The golden-tipped bat also uses echolocation for foraging, with frequencies of approximately 155 kHz to 60 kHz.

==Habitat and ecology==
The golden-tipped bat has been mainly recorded in rainforest or wet sclerophyll forest. It has also been recorded in dry sclerophyll forest. They live at elevations up to 1,000m.

=== Roosting ===
They make diurnal roosts ranging from 0.5 to 9.0 m above the ground, roosting on the branches of trees or in tree hollows. Female bats use the canopy of a tree for a maternity site; Roosts, and their broken patterns of pelage, enable this species to hide from their predators.

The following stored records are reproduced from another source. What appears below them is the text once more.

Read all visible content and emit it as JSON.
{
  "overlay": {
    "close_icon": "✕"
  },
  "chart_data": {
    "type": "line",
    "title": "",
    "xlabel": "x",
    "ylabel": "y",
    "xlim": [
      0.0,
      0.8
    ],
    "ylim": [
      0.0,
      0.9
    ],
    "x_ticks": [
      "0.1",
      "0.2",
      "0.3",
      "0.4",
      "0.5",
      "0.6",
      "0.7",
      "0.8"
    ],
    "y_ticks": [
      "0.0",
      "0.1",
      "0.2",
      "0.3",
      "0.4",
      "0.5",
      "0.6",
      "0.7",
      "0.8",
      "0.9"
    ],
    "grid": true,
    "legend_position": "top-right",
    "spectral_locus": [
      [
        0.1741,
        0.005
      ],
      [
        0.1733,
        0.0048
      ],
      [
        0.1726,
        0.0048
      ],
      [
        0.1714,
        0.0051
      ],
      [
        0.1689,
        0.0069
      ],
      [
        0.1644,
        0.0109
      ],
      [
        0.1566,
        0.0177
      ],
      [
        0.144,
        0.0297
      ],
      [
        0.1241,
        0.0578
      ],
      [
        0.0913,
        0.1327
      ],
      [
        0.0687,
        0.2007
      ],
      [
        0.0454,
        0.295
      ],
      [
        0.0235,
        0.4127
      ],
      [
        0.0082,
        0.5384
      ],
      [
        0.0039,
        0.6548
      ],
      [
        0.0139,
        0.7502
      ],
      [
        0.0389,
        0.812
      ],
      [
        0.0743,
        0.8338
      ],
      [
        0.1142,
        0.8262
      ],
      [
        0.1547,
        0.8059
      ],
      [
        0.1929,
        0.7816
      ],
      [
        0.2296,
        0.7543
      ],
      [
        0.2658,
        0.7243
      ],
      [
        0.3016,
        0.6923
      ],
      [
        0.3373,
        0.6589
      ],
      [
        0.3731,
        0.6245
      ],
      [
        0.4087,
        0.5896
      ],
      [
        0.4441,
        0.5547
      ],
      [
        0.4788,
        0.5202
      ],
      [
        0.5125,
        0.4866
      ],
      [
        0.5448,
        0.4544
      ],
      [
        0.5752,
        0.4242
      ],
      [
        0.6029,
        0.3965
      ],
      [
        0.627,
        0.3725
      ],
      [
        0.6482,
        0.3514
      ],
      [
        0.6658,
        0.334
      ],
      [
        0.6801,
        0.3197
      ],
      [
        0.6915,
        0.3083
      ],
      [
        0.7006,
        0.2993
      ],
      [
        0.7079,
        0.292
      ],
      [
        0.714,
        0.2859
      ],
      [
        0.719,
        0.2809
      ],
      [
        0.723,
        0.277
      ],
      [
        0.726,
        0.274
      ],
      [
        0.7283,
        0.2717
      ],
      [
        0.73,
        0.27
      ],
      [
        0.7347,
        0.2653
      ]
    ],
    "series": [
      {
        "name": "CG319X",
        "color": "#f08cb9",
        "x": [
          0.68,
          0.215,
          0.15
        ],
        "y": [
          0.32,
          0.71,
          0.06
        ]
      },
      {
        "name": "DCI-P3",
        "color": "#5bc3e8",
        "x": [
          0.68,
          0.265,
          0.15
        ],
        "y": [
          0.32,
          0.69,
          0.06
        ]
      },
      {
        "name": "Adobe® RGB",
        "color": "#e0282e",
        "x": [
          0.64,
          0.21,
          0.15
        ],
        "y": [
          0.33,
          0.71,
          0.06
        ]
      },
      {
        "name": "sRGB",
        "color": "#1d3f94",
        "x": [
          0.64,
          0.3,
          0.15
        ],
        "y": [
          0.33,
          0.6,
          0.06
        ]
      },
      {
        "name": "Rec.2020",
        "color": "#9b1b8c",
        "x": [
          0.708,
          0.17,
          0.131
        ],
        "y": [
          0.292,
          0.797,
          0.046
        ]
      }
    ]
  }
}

==Diet and foraging strategies ==

===Diet===
Araneida such as orb-weaver and big-jawed spiders are the main food of golden-tipped bats; as shown by the high proportion of Araneida body fragments among the particles lodged among the bats' teeth and fur. Even though Araneida is a major food source for the golden-tipped bat, these bats also consume insects which belong to the insect orders Coleoptera (beetles) and Lepidoptera (butterflies and moths).

===Foraging strategies===

The golden-tipped bat uses multiple foraging strategies to hunt. One is ground gleaning. They also hover-glean, flying slowly and taking prey from elevated places such as high tree trunks. The golden tipped bat use broad bandwidth echolocation to find precise localization of a target. Additionally, they use high frequency echolocation to find stationary prey such as spiders on their webs.